Desde que recuerdo, al menos en mi vida adulta, nunca me ha gustado la navidad. La navidad es un asalto a los sentidos y resulta avasallante para mi personalidad austera, aunque entiendo que a otro tipo de personas pueda, por el contrario, energizarle. Ese disgusto se hizo más patente en cuanto Grozny llego a nuestras vidas. Me resulta difícil creer que alguien disfrute del ambiente navideño con una mascota en casa pues en mi experiencia ellos, que no entienden realmente que está pasando, sufren con mucha mayor intensidad ese asalto sensorial.
Mientras algunos, muchos, celebraban y nuestra misma casa estaba adornada y todos nos habíamos bañado y perfumado; la mesa servida con algún plato especial, además de la tradicional hallaca y el pan de jamón, nos íbamos turnando la ansiedad y la frustración de estar con el imponente Grozny ahora asustado con cada petardo que se disparaba ya desde temprano, pero aumentado de forma exponencial de acuerdo se acercaba la madrugada, sin mucho más remedio que la solidaridad y la rabia contenida; los calmantes, cada año uno nuevo, no fueron nunca de mucha ayuda.
Uno se agachaba así, con el pantalón y la camisa muy limpias, con el cabello peinado, con las uñas perfectamente cortadas, en el pequeño muro que separa la ducha del resto del baño, sobándolo y diciéndole suavemente: “ya va a pasar papito”, “tranquilo gordito, tranquilo” sintiéndole el corazón desbocado y tratando de esconder todo su cuerpo en el recoveco más oscuro del baño, donde no cabría siquiera su nariz.
Las salidas con Grozny en las mañanas del 25 de diciembre y el 1 de enero eran la exigua recompensa por haber soportado la desesperación de las noches de 24 y 31, y mi mamá y yo lo sacábamos un día ella y otro yo para compartir el disfrute.
En esas mañanas todo era nuestro, el mundo entero se quedaba en casa con su resaca y todo el aire fresco de la montaña y la humedad palpable del ambiente lo limpiaban a uno.
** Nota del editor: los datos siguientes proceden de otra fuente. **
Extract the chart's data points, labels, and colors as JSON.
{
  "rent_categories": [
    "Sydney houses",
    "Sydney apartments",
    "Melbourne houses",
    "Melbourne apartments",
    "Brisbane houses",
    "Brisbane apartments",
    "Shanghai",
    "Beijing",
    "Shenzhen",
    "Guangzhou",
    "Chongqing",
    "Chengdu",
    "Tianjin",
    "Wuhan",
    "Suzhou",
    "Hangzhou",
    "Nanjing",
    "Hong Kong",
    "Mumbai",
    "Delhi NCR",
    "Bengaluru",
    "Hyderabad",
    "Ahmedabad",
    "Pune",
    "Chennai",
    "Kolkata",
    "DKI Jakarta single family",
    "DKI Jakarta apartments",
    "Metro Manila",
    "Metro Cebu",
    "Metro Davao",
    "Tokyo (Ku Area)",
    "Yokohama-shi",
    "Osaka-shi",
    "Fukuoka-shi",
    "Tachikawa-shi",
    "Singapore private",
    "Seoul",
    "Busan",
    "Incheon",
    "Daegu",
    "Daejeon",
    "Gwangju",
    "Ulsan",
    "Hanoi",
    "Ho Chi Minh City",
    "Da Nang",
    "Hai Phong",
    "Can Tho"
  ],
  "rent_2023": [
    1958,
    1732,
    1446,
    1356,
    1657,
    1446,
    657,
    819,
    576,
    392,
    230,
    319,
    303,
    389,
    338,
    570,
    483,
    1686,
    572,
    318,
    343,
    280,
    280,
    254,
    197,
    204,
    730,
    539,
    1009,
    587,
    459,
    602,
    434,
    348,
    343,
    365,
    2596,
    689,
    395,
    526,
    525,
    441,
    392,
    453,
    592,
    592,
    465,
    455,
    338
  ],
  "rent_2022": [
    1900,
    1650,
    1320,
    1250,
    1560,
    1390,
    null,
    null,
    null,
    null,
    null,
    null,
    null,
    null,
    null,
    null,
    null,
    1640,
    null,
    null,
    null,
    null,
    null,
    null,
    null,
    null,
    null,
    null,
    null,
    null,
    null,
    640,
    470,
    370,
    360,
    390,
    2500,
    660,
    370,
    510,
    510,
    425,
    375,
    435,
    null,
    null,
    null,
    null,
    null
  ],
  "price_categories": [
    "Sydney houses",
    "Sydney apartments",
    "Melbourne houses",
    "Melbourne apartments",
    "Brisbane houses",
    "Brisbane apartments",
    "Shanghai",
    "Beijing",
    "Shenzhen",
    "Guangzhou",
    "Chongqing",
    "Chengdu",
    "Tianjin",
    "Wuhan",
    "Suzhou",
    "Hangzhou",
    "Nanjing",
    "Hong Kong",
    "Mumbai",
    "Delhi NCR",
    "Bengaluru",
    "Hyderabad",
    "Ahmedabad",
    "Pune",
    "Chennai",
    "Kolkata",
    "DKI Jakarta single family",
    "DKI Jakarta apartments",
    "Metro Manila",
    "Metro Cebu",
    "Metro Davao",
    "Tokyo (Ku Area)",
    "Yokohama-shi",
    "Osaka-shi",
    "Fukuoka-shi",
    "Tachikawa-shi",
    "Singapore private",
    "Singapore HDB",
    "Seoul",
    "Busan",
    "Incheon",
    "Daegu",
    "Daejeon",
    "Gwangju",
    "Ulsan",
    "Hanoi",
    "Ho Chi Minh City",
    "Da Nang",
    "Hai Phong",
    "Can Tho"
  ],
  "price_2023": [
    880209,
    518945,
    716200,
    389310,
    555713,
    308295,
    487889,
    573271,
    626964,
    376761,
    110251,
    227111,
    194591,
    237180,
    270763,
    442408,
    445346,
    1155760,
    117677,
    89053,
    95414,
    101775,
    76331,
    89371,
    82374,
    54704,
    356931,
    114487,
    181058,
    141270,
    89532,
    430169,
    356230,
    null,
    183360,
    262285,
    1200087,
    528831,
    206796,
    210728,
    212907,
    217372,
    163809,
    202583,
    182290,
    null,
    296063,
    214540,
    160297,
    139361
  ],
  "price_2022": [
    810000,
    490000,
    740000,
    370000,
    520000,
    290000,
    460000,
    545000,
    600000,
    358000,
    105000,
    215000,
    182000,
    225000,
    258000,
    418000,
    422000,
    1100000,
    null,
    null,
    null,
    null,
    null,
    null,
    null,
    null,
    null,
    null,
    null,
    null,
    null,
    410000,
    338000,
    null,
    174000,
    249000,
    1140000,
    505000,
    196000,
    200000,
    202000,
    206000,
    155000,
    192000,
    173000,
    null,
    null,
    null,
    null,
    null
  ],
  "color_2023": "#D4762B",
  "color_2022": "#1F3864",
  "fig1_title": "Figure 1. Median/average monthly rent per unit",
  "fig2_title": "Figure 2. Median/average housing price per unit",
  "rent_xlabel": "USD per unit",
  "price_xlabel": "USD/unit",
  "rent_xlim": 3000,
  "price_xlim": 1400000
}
Al bajar uno de esos días yo respiraba con un alivio goloso, tratando de tragarme todo el aire, de sorber completamente ese mundo a la vez delicado y exuberante, hecho milagrosamente virgen de nuevo por gracia de la borrachera generalizada.
Grozny paseaba con más altivez aun que de costumbre, dominador de la calle como un león de la sabana, alternando el trote y el paso lento cuando volteaba a mirarme de vez en cuando, protector de su séquito.
Recordando puedo atisbar cada accidente de la topografía particular del estacionamiento, la basura desparramada en la esquina lejana, a donde siempre quería tornar la nariz de Grozny y que uno debía sortear describiendo una curva larga entre pequeños y constantes tirones de la cadena; el araguaney al centro de la isla, las bastas escaleras que conectaban con el siguiente bloque de edificios. Al otro lado el cráter que había dejado la explosión de una tubería de agua, geiser de muchos días, y había hecho florecer monte en medio del asfalto, luego la cancha de baloncesto, donde tantas veces jugué con él y aprendí lo que se sentía ser feliz.
Luego el largo recorrido bordeando la reja del parque zoológico, atisbando a través del cercado los árboles y los pájaros que recién se desperezaban también, más abajo alzar la mano para intentar tocar y saludar al bucare gigantesco que asoma desde detrás de la verja; evitar la isla en la avenida donde los groseros brujos llaman al amor o a la venganza con frutas podridas y aves muertas, dar un vuelta en la plaza solitaria y hacer el recorrido de vuelta, seguros de haber acariciado, más que caminado, al suelo con cada paso, seguros de haber bebido la realidad más que respirado el aire, reponiendo fuerzas para lidiar con los rezagados que aún querrían explotar petardos a cada hora, no habiendo gastado aún su arsenal.
La calle seguiría siendo calle, desconsiderada con todo lo que fuera delicado y noble, pero por un momento se nos desnudaba, íntima y cómplice, suave. Quizás también fuéramos nosotros, para ella, un merecido descanso, una pequeña recompensa.